Creon® is a modern enzyme preparation that replenishes the deficiency of its own enzymes and promotes better absorption of food and improved digestion. More information about the drug can be found here.
Means to combat diarrhea after cholecystectomy
Poor nutrition leads to diarrhea.
After the operation, the patient is in the hospital, doctors monitor him and correct any complications that arise in a timely manner.
The food there is exclusively dietary; patients are given medications that slow down bowel function, and medications are administered that help restore the volume of lost fluid and replenish the supply of vitamins and minerals.
Therefore, the first weeks after the operation are normal. But after discharge the problems begin. Typically, patients who are tired of a monotonous diet allow themselves a lot.

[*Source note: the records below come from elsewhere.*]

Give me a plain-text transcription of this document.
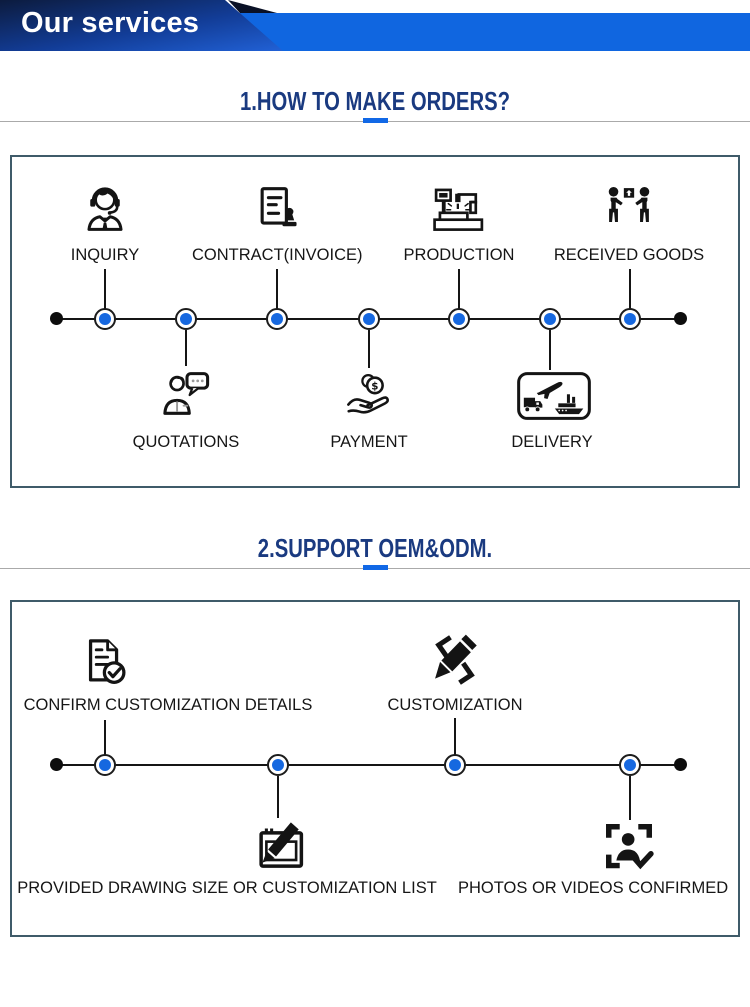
Our services
1.HOW TO MAKE ORDERS?
INQUIRY	CONTRACT(INVOICE)	PRODUCTION	RECEIVED GOODS
$
QUOTATIONS	PAYMENT	DELIVERY
2.SUPPORT OEM&ODM.
CONFIRM CUSTOMIZATION DETAILS	CUSTOMIZATION
PROVIDED DRAWING SIZE OR CUSTOMIZATION LIST PHOTOS OR VIDEOS CONFIRMED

They believe that the problems are behind them, so they begin to eat a lot of excess food. They simply return to their normal diet. It should be recalled that in most cases this operation is performed on overweight people.
This means that they have not limited themselves in food for many years, believing that everything will pass without a trace. Even after the operation, it is difficult for them to readjust, they simply cannot deny their appetite and eat a lot of unhealthy fatty foods.
After discharge, they immediately pounce on food, wanting to make up for lost time. By eating forbidden foods, they make diarrhea simply inevitable.
Along with diarrhea comes deterioration of the condition, loss of fluid and other negative consequences.
Since food is not digested during diarrhea, hunger does not go away. This leads to further uncontrolled food consumption and, as a consequence, aggravation of the situation as a whole; therefore, only the strictest diet can be considered the main “cure”.